Aaron Schock’s Office Insists Super PAC Solicitation Was Legal
Updated: 6:15 p.m.
Rep. Aaron Schock’s office today said it remains confident the lawmaker did not violate federal campaign finance laws when he solicited a $25,000 donation for a super PAC from House Majority Leader Eric Cantor (R-Va.).
Although federal law and a memo from the Federal Election Commission appear to limit the size of a solicitation to $5,000, a spokesman for the Illinois Republican said his camp is confident his efforts were legal.
“Congressman Schock vetted this question through an attorney specializing in FEC compliance beforehand, and the giving and soliciting of ‘hard money’ [campaign funds raised wholly within federal campaign finance laws] is completely within the law,” Schock’s spokesman said in an email.

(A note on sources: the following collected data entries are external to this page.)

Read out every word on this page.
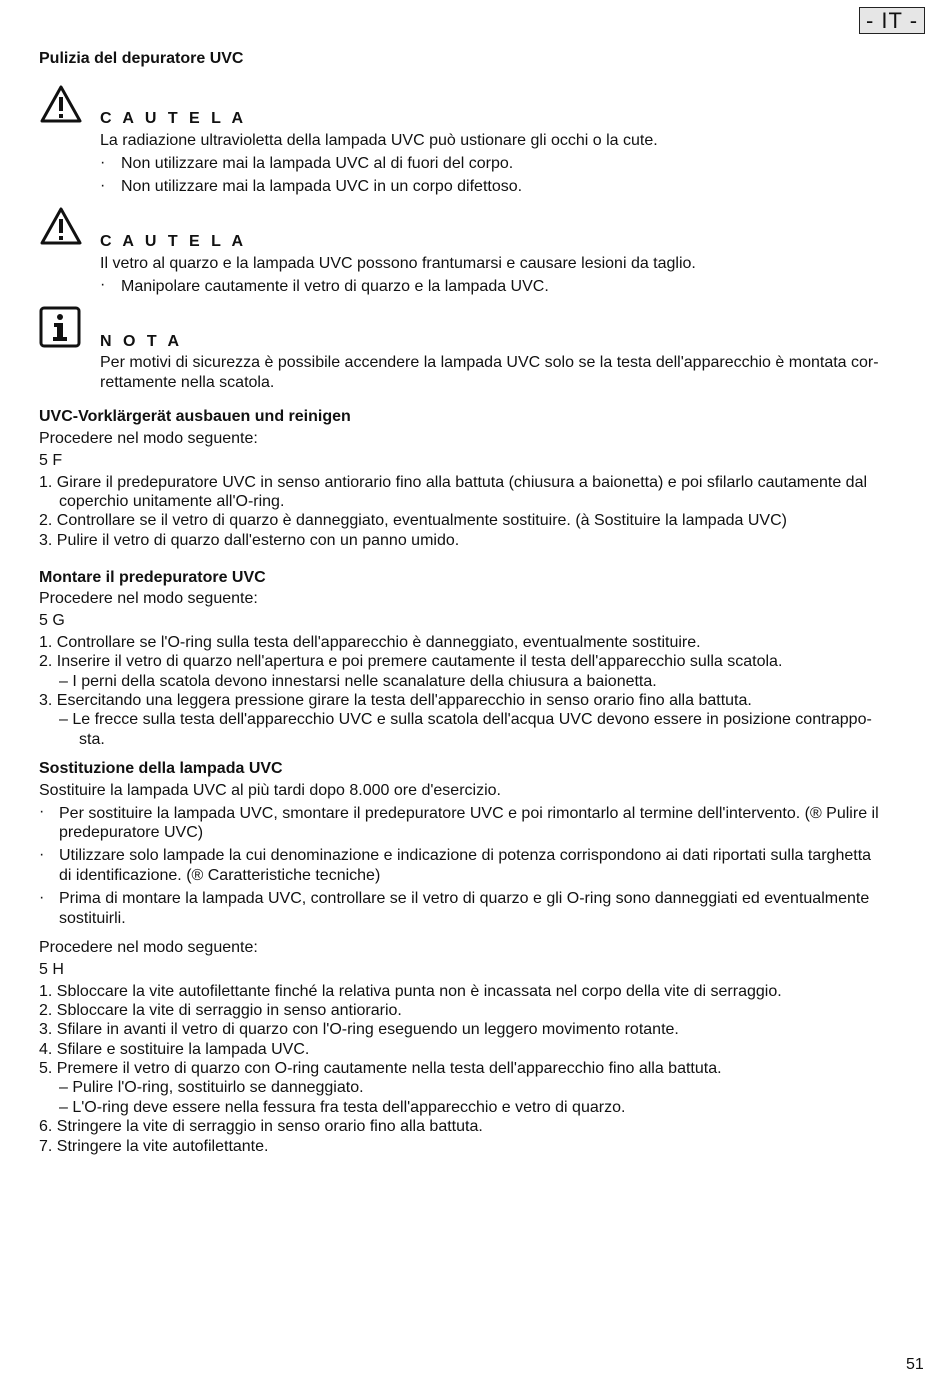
- IT -
Pulizia del depuratore UVC
C A U T E L A
La radiazione ultravioletta della lampada UVC può ustionare gli occhi o la cute.
· Non utilizzare mai la lampada UVC al di fuori del corpo.
· Non utilizzare mai la lampada UVC in un corpo difettoso.
C A U T E L A
Il vetro al quarzo e la lampada UVC possono frantumarsi e causare lesioni da taglio.
· Manipolare cautamente il vetro di quarzo e la lampada UVC.
N O T A
Per motivi di sicurezza è possibile accendere la lampada UVC solo se la testa dell'apparecchio è montata cor-
rettamente nella scatola.
UVC-Vorklärgerät ausbauen und reinigen
Procedere nel modo seguente:
5 F
1. Girare il predepuratore UVC in senso antiorario fino alla battuta (chiusura a baionetta) e poi sfilarlo cautamente dal
coperchio unitamente all'O-ring.
2. Controllare se il vetro di quarzo è danneggiato, eventualmente sostituire. (à Sostituire la lampada UVC)
3. Pulire il vetro di quarzo dall'esterno con un panno umido.
Montare il predepuratore UVC
Procedere nel modo seguente:
5 G
1. Controllare se l'O-ring sulla testa dell'apparecchio è danneggiato, eventualmente sostituire.
2. Inserire il vetro di quarzo nell'apertura e poi premere cautamente il testa dell'apparecchio sulla scatola.
– I perni della scatola devono innestarsi nelle scanalature della chiusura a baionetta.
3. Esercitando una leggera pressione girare la testa dell'apparecchio in senso orario fino alla battuta.
– Le frecce sulla testa dell'apparecchio UVC e sulla scatola dell'acqua UVC devono essere in posizione contrappo-
sta.
Sostituzione della lampada UVC
Sostituire la lampada UVC al più tardi dopo 8.000 ore d'esercizio.
· Per sostituire la lampada UVC, smontare il predepuratore UVC e poi rimontarlo al termine dell'intervento. (® Pulire il
predepuratore UVC)
· Utilizzare solo lampade la cui denominazione e indicazione di potenza corrispondono ai dati riportati sulla targhetta
di identificazione. (® Caratteristiche tecniche)
· Prima di montare la lampada UVC, controllare se il vetro di quarzo e gli O-ring sono danneggiati ed eventualmente
sostituirli.
Procedere nel modo seguente:
5 H
1. Sbloccare la vite autofilettante finché la relativa punta non è incassata nel corpo della vite di serraggio.
2. Sbloccare la vite di serraggio in senso antiorario.
3. Sfilare in avanti il vetro di quarzo con l'O-ring eseguendo un leggero movimento rotante.
4. Sfilare e sostituire la lampada UVC.
5. Premere il vetro di quarzo con O-ring cautamente nella testa dell'apparecchio fino alla battuta.
– Pulire l'O-ring, sostituirlo se danneggiato.
– L'O-ring deve essere nella fessura fra testa dell'apparecchio e vetro di quarzo.
6. Stringere la vite di serraggio in senso orario fino alla battuta.
7. Stringere la vite autofilettante.
51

Additionally, aides familiar with the situation note that there is significant gray area in the law caused by the fact that the solicitation was between lawmakers and involved hard money donations.
Late last month, Schock approached Cantor asking him to make a matching donation of $25,000 to the Campaign for Primary Accountability, a Texas-based super PAC that is targeting incumbents and was running ads critical of Rep. Don Manzullo in his Illinois primary against Rep. Adam Kinzinger. Kinzinger defeated Manzullo in the GOP primary.
Although Schock and Cantor have said those funds were specifically targeted toward the Kinzinger-Manzullo race, the CPA has denied it accepted the funds with any strings attached, and the donations have angered incumbent Republicans targeted by the group.
The CPA, however, has since acknowledged that the funds were intended for the Illinois race and told the Washington Post it will label them as such in filings to the FEC.
The donations have also raised questions about the level of coordination between Schock and the CPA, as well as the legality of his solicitation.